No use trying to shred the emails for BP

No use trying to shred the emails for BP

All the evil companies in Hollywood movies shred written documents to pieces at some point to cover up a massive lie. This might have been a viable option a decade ago but with the new laws and regulations that force companies to keep records of all emails sent and received, it is of no use to the wicked these days.

According to the Huffington Post, emails that attorneys representing a defendant in the BP oil spill case plan to introduce in February show, for the first time, that the oil company knew the massive scale of the 2010 blowout in the Gulf of Mexico weeks earlier than previously disclosed.

BP has long maintained that it provided full disclosure to the public and the federal government about its knowledge of the spill’s extent and did so promptly. The emails suggest otherwise.

BP has said in the past that it learned of the spill’s full extent months after the April 2010 blowout. But the emails indicate that the company knew almost immediately after the drilling rig exploded, killing 11 workers and injuring 17, that the spill may be extraordinarily large.

BP pleaded guilty in mid-November to more than a dozen felony charges related to the spill, including lying to Congress about the size of the leak, as part of a wide-ranging deal settling the company’s corporate criminal liability. Justice Department officials said a probe of individual criminal activity related to the spill is ongoing and may result in more indictments.

Just two days after the rig explosion, a former BP engineer named Kurt Mix emailed a projection to a supervisor estimating the runaway well could be leaking from 62,000 to 146,000 barrels per day. Two days later, BP executives told the Coast Guard their best estimate for the leak was 1,000 barrels per day. A federal scientific group concluded after the well was capped that the flow was 62,000 barrels per day at the beginning of the disaster.

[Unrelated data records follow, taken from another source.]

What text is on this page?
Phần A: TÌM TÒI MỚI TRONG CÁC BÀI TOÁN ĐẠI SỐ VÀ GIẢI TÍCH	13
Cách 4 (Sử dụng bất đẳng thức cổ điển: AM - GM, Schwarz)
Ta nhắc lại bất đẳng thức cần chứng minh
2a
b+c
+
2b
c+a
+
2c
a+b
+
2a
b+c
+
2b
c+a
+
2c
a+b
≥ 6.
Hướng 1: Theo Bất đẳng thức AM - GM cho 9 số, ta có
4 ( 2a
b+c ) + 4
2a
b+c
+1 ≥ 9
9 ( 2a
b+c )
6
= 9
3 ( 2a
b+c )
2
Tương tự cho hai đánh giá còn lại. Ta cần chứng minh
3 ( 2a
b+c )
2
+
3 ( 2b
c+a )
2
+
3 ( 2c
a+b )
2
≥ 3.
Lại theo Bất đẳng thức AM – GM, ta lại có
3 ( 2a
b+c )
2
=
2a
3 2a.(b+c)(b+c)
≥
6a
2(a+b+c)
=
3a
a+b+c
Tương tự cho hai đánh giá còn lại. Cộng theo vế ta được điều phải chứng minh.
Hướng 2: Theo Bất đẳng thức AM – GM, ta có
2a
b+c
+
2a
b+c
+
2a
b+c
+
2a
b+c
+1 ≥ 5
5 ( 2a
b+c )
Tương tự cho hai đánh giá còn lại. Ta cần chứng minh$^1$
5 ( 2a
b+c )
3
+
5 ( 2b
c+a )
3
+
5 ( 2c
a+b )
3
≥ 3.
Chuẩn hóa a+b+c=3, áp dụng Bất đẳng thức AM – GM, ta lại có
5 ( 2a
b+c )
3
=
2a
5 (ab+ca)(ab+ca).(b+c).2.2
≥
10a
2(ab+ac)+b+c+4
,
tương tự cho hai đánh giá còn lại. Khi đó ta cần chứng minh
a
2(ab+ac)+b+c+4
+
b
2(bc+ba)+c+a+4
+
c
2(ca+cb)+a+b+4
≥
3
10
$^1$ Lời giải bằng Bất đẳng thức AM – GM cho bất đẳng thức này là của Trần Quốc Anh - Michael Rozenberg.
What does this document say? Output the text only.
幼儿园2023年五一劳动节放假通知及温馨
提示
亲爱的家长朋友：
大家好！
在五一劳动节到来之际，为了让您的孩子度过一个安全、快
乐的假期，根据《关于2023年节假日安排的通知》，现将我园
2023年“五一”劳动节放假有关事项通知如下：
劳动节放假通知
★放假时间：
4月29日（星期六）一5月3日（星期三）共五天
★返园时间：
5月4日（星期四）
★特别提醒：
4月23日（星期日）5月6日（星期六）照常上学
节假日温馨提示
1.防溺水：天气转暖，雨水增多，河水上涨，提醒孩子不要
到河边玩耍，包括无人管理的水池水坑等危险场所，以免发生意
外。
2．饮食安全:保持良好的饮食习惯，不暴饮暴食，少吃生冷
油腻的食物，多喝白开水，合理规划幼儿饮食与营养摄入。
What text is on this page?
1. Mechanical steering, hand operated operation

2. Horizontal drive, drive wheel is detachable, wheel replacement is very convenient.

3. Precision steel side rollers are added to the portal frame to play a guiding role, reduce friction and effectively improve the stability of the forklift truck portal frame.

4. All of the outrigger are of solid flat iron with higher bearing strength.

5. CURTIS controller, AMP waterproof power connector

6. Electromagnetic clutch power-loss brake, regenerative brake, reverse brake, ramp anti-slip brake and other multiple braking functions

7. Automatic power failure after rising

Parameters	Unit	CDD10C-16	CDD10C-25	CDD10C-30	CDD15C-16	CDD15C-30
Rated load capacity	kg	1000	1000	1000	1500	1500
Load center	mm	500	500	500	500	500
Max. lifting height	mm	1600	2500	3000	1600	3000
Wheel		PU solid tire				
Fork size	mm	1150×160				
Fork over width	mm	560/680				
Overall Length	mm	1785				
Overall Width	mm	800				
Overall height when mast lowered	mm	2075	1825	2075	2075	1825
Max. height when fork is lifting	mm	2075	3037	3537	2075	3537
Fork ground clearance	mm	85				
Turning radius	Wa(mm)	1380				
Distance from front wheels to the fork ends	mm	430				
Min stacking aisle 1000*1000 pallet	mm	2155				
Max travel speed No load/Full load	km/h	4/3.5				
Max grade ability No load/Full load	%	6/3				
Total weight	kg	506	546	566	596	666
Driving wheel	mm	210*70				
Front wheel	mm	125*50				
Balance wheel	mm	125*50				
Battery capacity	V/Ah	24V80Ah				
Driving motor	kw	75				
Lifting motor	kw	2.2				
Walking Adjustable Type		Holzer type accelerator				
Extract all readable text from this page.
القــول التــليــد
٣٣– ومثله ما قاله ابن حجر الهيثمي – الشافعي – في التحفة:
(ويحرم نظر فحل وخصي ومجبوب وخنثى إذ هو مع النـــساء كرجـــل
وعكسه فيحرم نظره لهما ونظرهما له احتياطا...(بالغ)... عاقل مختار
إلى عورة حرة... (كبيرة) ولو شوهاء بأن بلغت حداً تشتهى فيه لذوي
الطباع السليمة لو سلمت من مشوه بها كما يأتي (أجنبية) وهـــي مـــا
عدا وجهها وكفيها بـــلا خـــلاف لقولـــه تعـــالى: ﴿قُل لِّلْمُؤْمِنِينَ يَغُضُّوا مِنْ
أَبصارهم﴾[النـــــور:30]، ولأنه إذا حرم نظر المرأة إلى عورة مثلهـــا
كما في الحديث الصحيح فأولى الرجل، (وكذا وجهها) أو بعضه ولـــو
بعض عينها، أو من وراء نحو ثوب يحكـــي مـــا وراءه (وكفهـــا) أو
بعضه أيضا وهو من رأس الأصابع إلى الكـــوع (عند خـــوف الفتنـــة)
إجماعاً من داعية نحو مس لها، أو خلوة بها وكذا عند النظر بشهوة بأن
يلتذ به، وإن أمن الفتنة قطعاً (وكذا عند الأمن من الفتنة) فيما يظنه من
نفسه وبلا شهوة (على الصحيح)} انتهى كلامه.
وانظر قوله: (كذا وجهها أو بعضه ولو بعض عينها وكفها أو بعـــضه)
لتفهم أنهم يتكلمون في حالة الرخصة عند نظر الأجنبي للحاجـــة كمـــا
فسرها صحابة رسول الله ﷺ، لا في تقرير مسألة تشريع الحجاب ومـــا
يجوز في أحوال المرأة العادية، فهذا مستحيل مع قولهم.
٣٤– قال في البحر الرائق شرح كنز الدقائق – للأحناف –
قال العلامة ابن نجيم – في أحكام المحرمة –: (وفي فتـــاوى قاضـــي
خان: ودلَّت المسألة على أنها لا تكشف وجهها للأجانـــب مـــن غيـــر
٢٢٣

In another email, dated May 10, 2010, an executive at a Norwegian energy consulting firm said he had analyzed video of the undersea leak sent to him by Mix. “I do not think it can be ruled out that the flow at seabed is in the order of 40,000” barrels per day, said the executive, whose name is redacted in Mix’s brief.

The days have long gone that a giant corporation could hide hard facts and get away without being punished, thanks to extensive use of emails.

If you don’t love emailing for the increase in productivity, you gotta love it for the sake of transparency.